Он грубо толкнул ее к мосткам. Лин оказалась под шквалом ветра и дождя, струи которого смешались с ее слезами. Несмотря на растительность, в темноте между досками у себя под ногами она угадывала свирепость моря и суровый рокот волн, готовых поглотить ее. Эта разбушевавшаяся стихия будет играть ее телом, перекатывать его и мотать из стороны в сторону, а потом разобьет о прибрежные утесы. И она решила, что так история закончиться не может, что она, конечно же, умрет, да, но и он не должен остаться в живых, продолжать всех обманывать, жестоко присваивать себе чужие жизни.

Лин остановилась и обернулась к нему:

– Но чтобы твой план сработал, ты не можешь меня пристрелить.

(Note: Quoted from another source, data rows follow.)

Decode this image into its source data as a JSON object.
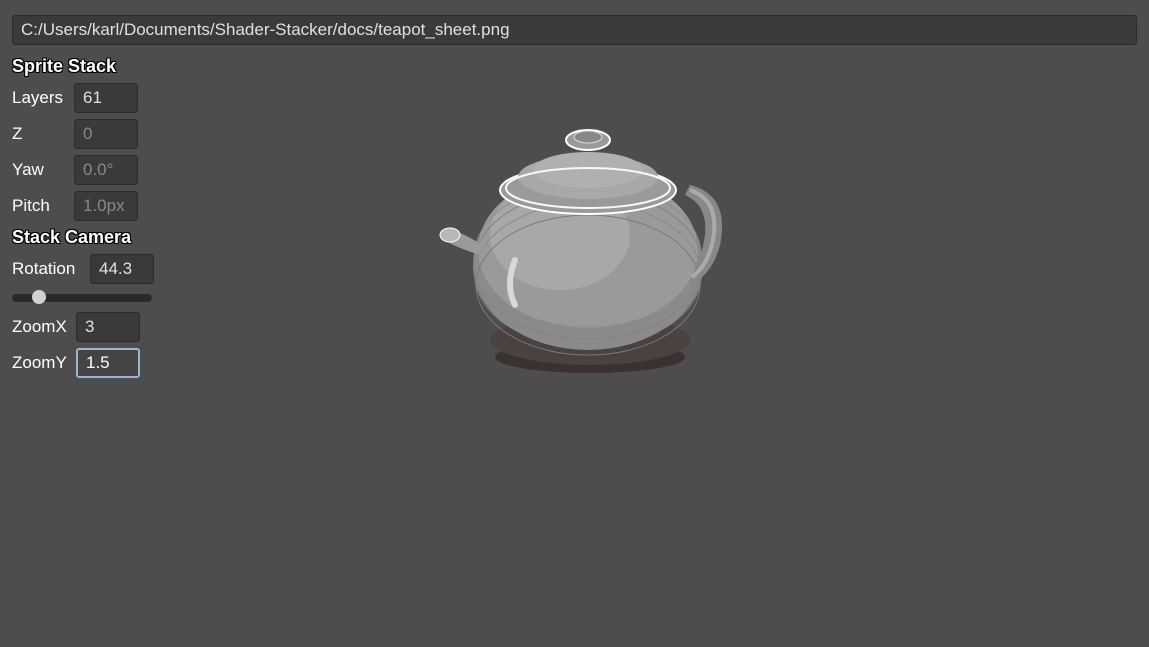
{
  "pathBar": {
    "value": "C:/Users/karl/Documents/Shader-Stacker/docs/teapot_sheet.png"
  },
  "sections": {
    "spriteStack": {
      "title": "Sprite Stack",
      "layers": {
        "label": "Layers",
        "value": "61"
      },
      "z": {
        "label": "Z",
        "placeholder": "0",
        "value": ""
      },
      "yaw": {
        "label": "Yaw",
        "placeholder": "0.0°",
        "value": ""
      },
      "pitch": {
        "label": "Pitch",
        "placeholder": "1.0px",
        "value": ""
      }
    },
    "stackCamera": {
      "title": "Stack Camera",
      "rotation": {
        "label": "Rotation",
        "value": "44.3"
      },
      "sliderPercent": 16,
      "zoomX": {
        "label": "ZoomX",
        "value": "3"
      },
      "zoomY": {
        "label": "ZoomY",
        "value": "1.5"
      }
    }
  }
}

Она внезапно бросилась на него и, словно когтями, впилась ему в лицо своими ногтями. Нападение было столь неожиданным, что пуля сама по себе вылетела из ствола в небо, а потом и оружие, описав дугу, исчезло в пучине. Стаи птиц с криками поднялись из своих гнезд в скальных уступах. Два силуэта рванулись к парапету, вокруг все завывало: ветер в пещере, лес, небо, гулкая пустота… И издали могло показаться, что это неистовый балет двух стремительных и зловещих танцовщиков из немого фильма. И когда один из них клонился, другой разворачивал его, и то один, то другой брал верх, и все начиналось сначала. Это напоминало какую-то эпическую схватку силы, отваги, даже инстинкта – до изнеможения, как схватка льва и леопарда, когда инстинкт может удесятерить желание жить – жить, чтобы выжить. Все продолжалось до тех пор, пока один из участников не опрокинулся за барьер безопасности, не покатился по поросшему кустарником головокружительному склону и не исчез в пустоте – словно мимолетный след падающей звезды.

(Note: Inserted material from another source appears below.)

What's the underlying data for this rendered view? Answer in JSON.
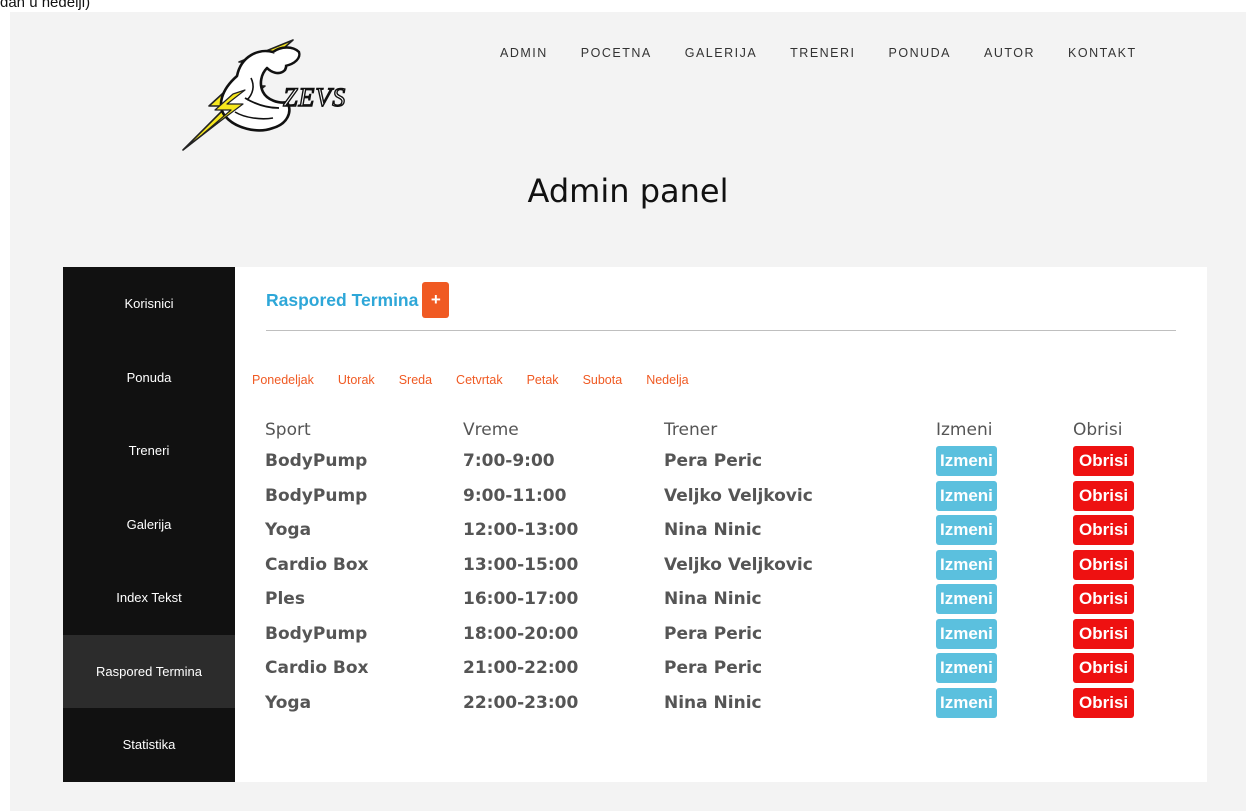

Все было кончено, и вновь появились птицы, и оставшийся в живых задержался на мостках, положив ладони на перила и втянув голову в плечи, судорожно, как и его грудь, вздымающиеся от тяжелого дыхания.

Затем победитель побрел в сторону дороги и вскоре исчез в струях дождя.

И все смолкло, погрузившись наконец в вечную тьму.